Likewise, there is nothing to seriously fault with the Dolby Digital 2.0 soundtrack, which is as good as the low-budget recording allows it to be. In one or two places, it can be difficult to make out what Gerardo Naranjo is saying beneath his accent in one or two places (Naranjo jokingly admitting in the commentary that he can concentrate on speaking English or acting, but not both at the same time), but character and authenticity is more important than diction here, and for the main part of the film, the soundtrack is just fine.
For anyone with any problems making out dialogue however, Benten have kindly included full optional English subtitles in a nice white font.
Again, you can always rely on Benten to pack their releases with informative, relevant and often unusual extra features. In keeping with the fun element as well as being informative, the Commentary features director Azazel Jacobs and his co-stars Gerardo Naranjo and Sara Diaz. It’s mostly screen-specific, each of them relating anecdotes, impressions and observations about each scene, but it’s entertaining throughout.

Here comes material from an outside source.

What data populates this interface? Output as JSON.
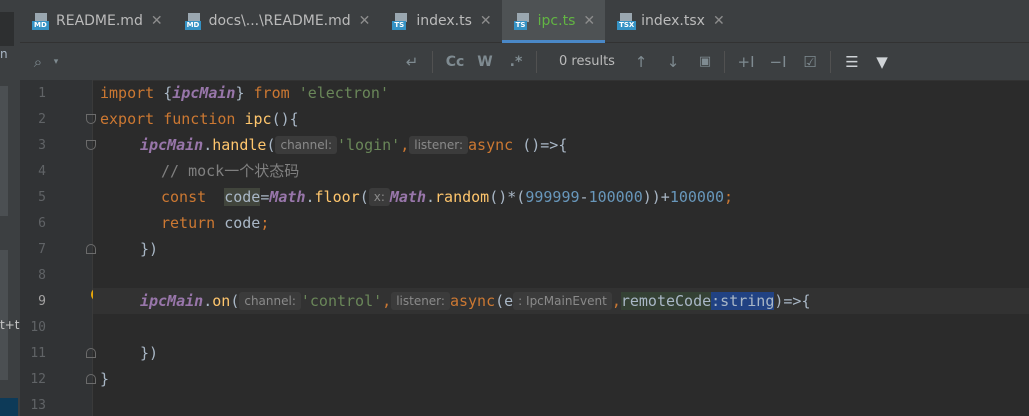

Into the unusual category, there is The Whirled (19:25), a short film by the director’s father Ken Jacobs, compiled from several experimental underground pieces filmed between 1956-63, mainly involving a lot of dressing up and larking around. Reportedly an inspiration for The GoodTimesKid, I don’t see the connection myself other than it being in the spirit of the piece. A short film by Azazel Jacobs, Let’s Get Started (3:01) starring Sara Diaz however has the same, uh… freewheeling qualities.
Some Deleted Scenes (5:10) show a Diaz dance outtake, the footage used for the TV soap and one genuine deleted scene where Rodolfo returns home during the house-party for his birthday. Rounding out the extras is a Photo Gallery (7:05) slideshow of 85 stills, mostly behind-the-scenes with some shots of script and notes, and a Trailer (3:49) made-up entirely and unusually from the clapperboard cuts of each scene, where hand-claps make do for the broken slate.
A booklet contains some observations on the film and its unclassifiable brilliance by Glenn Kenny. No arguments there.
Listed as one of the 10 writer/directors to watch by MovieMaker magazine in 2008, Azazel Jacobs has succeeded in breaking through to the mainstream while retaining his indie roots with Momma’s Man even securing UK distribution earlier this year, but the talent is clearly evident in this his second feature from 2005. The GoodTimesKid is light, entertaining and quite brilliant, remaining true to US indie ethos and themes, as much as in its delightful storytelling, as in its making. It’s good to see another release from Benten Films, and it’s great to see that their ethos hasn’t altered either, presenting the film well on DVD with plentiful and original extra features.